消化器 診療内容

肝臓班

肝臓班メンバー

常に最先端の医療技術、診断機器を取り入れ、肝機能障害の原因精査、急性・慢性肝炎の診断と治療、肝細胞癌の診断と治療など、肝疾患全般の診療を担当しています。
C型肝炎は肝細胞癌の原因の第1位、肝疾患による死亡原因の第1位でしたが、直接作動型抗ウイルス薬(Direct Acting Antivirals:DAAs)が開発されてから、ウイルスが駆除できる病気となり当科でも抗ウイルス治療を積極的に導入し、長野県でのmicro elimination達成を目指した診療を行っています。

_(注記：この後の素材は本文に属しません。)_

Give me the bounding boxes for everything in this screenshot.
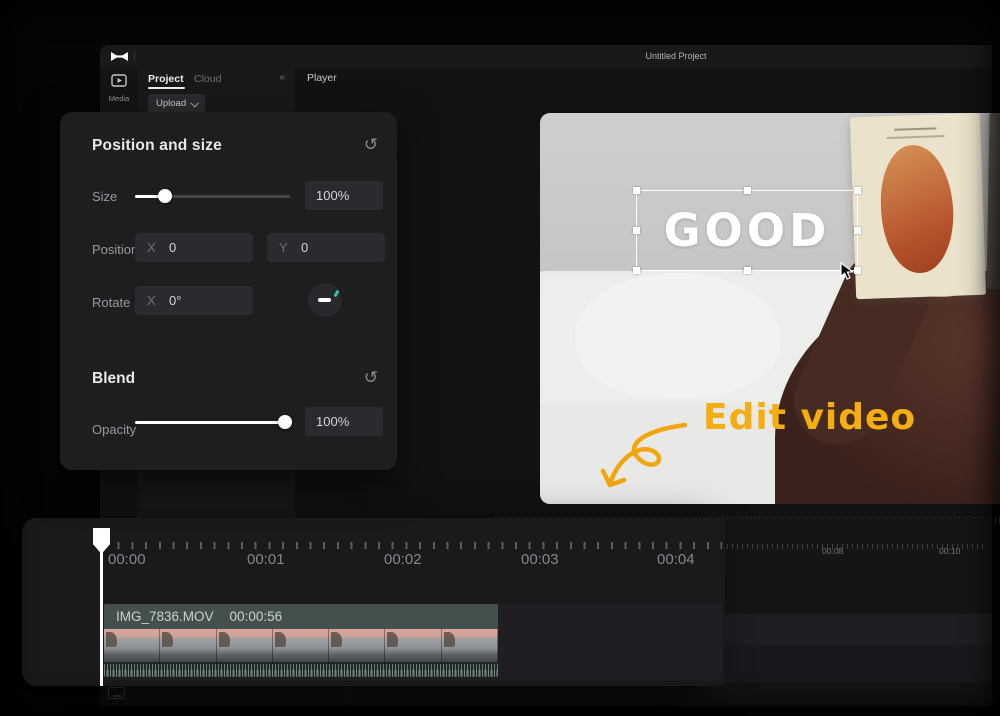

また、最近増加している非アルコール性脂肪肝炎の診断と治療にも取り組くんでいます。診断や病期・線維化評価目的に経皮的肝生検を積極的に行っていますが、合併症などの関係で生検が困難な患者さんに対しましては血清バイオマーカーやFibroScanなど非侵襲的な検査法を組み合わせて、総合的な判断を行っています。また、新規治療薬の臨床治験にも参加しています。
慢性肝疾患のある患者さんでは、肝細胞癌を合併することがあるため、早期発見・早期治療のための定期的な検査(超音波検査、造影CT検査、EOB-MRI検査など)を行っています。肝細胞癌の治療としては、ラジオ波焼灼療法、マイクロ波凝固療法、経皮的エタノール注入療法、肝動脈化学塞栓療法、分子標的薬、免疫チェックポイント阻害薬など幅広く行っています。
さらに、長野県内から搬送される急性肝不全症例に対しては、他の診療班の協力を得て集学的治療を行い、救命率の向上を目指しています。また、原発性胆汁性胆管炎や自己免疫性肝炎のような原因がわかっていない疾患の診断、病態の解明および治療を行っています。

胃腸班

1. 消化管の早期癌に対する内視鏡治療(内視鏡的粘膜切除術,内視鏡的粘膜下層剥離術,内視鏡的ポリペクトミー)

食道,胃,十二指腸,大腸の早期癌や腺腫に対して年間約600件の内視鏡治療を行っています.早期癌に対する内視鏡治療を行うためには,基本となるスコープ操作に加え,病変の範囲診断や深達度診断,適切な内視鏡処置具の使用方法,臨床病理学的知識など総合的な技術と知識が必要です.後期研修とその後の専門研修を通じて,総合的な消化管疾患に関する知識とさまざまな内視鏡治療手技を習得します.

2. 炎症性腸疾患の診断と治療

炎症性腸疾患(潰瘍性大腸炎やクローン病)の患者数は飛躍的に増加しており,それに伴い重症例も増加しています.当科では炎症性腸疾患専門外来を開設しており,内視鏡検査を始めとした消化管の精密検査で正確な診断を行い,重症例に対しては専門施設としてステロイド療法や経口タクロリムス療法,シクロスポリン持続静注療法,生物学的製剤治療,血球成分除去療法などさまざまな治療選択肢の中からより有効で安全な治療を選択し行っています.また,手術が必要な場合は消化器外科と連携し速やかに治療が行えるよう体制を整備しています.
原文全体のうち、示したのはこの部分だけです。